7 Although not controlling, it is worth noting that one of the two examples the Attorney General included in his February 2007 rule contemplated that pre-SORNA travel would be sufficient to satisfy §2250(a)(2)(B)’s interstate-travel requirement. See 28 CFR §72.3 (Example 2).

8 That many of these provisions rely on §16911(1)’s definition of the term “sex offender” changes nothing. See ante, at 10, n. 6. Had the Attorney General not exercised his discretion to make SORNA’s registration requirements applicable to those with pre-SORNA sex-offense convictions, all of these provisions would have applied to only postenactment conduct—notwithstanding §16911(1)’s reference to “an individual who was convicted of a sex offense.” (Emphasis added.) But now that the Attorney General has so exercised his discretion, all of these present-tense-phrased provisions necessarily must be interpreted as reaching pre-enactment conduct. The same conclusion should follow with respect to 18 U. S. C. §2250(a)(2)(B). Additionally, I do not suggest that the “default” rule is that provisions written in the present tense apply to past conduct. To the contrary, I had thought it an uncontroversial proposition of statutory interpretation that statutes must be interpreted in context. See, e.g., United States Nat. Bank of Ore. v. Independent Ins. Agents of America, Inc., 508 U. S. 439, 455 (1993) ; see also 1 U. S. C. § 1. And when §2250(a) is read with an eye to the context in which SORNA was enacted, it becomes quite clear that §2250(a)(2)(B) should be interpreted as reaching pre-enactment travel. Giving effect to those contextual indicators, moreover, does not offend the presumption against retroactivity or the Ex Post Facto Clause. See n. 10, infra.
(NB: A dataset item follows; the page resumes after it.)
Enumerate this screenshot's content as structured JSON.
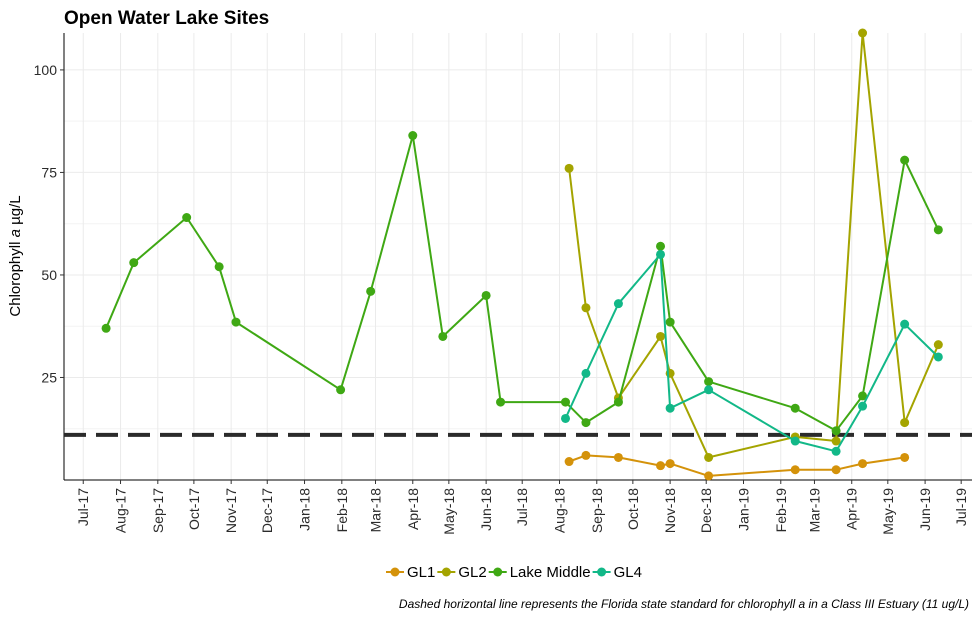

9 Contrary to the Court’s suggestion, see ante, at 15, n. 9, it is no answer to point to Congress’ decision to delegate to the Attorney General the responsibility of deciding whether §2250(a) should reach persons with pre-SORNA sex-offense convictions. Of course, that delegation created the possibility that the Attorney General would decide that §2250(a) should not apply to such offenders, and if he had so decided it would likely follow that post-SORNA interstate travel would also be required. (This is the case because, as previously explained, there is a strong argument that §2250(a) requires interstate travel that comes after a qualifying conviction.) Now that the Attorney General has decided that §2250(a) reaches persons with pre-SORNA sex offense convictions, however, the relevant question is this: Is there any reason why Congress might have wanted to draw a distinction between (1) persons with pre-SORNA convictions and pre-SORNA travel and (2) persons with pre-SORNA convictions and post-SORNA travel? And to this question, the Court offers no plausible answer.
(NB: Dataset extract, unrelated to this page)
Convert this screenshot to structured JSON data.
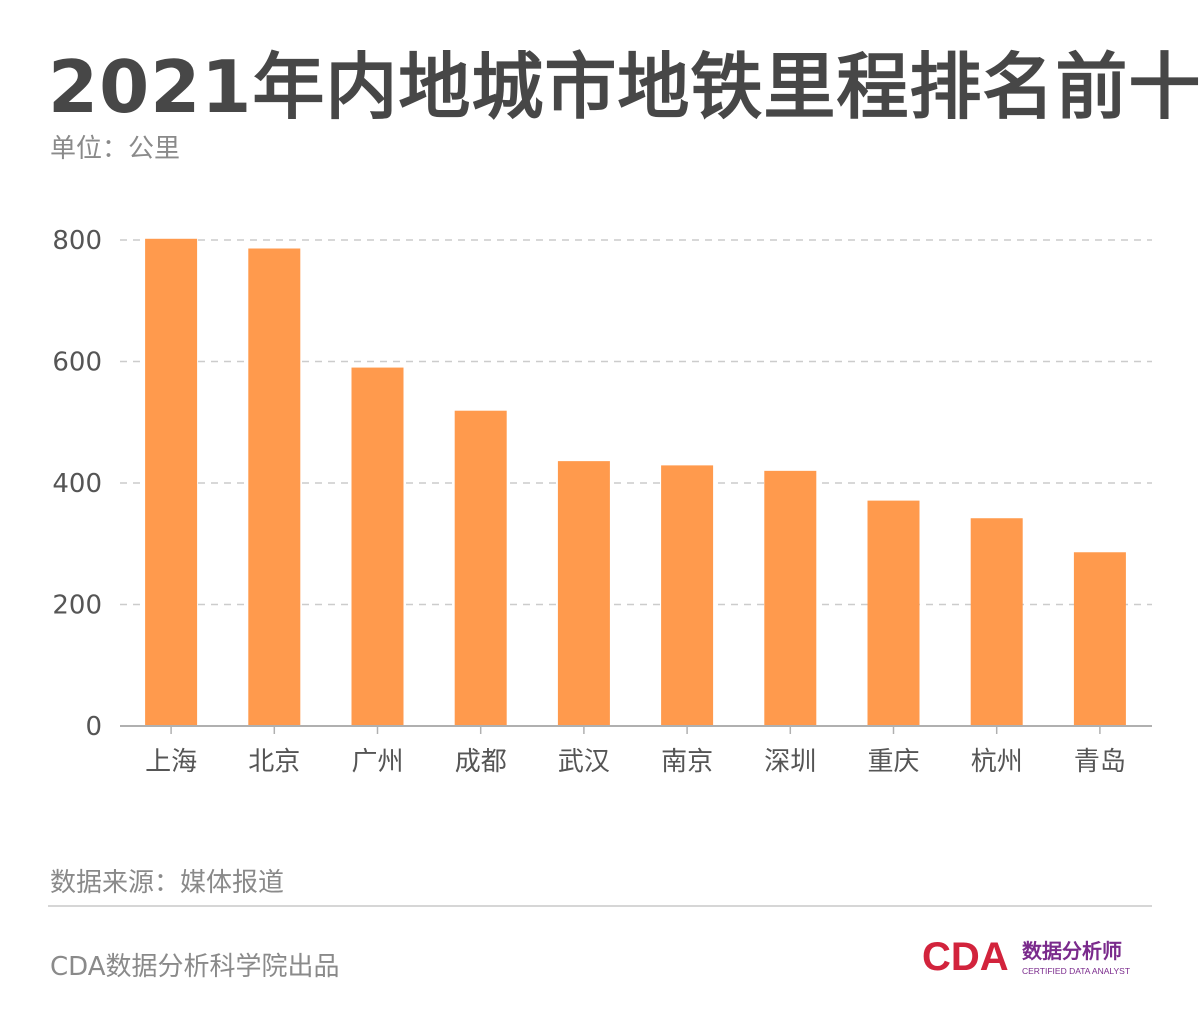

10 Petitioner makes the additional argument that interpreting §2250(a)(2)(B) to reach pre-enactment travel renders the statute an unlawful ex post facto law. See U. S. Const., Art. I, §9, cl. 3. Petitioner remained unregistered in Indiana five months after the promulgation of the regulation making SORNA applicable to persons with pre-SORNA sex-offense convictions. For essentially the reasons explained by the Court of Appeals, see United States v. Dixon, 551 F. 3d, at 585–587, I would reject petitioner’s ex post facto argument.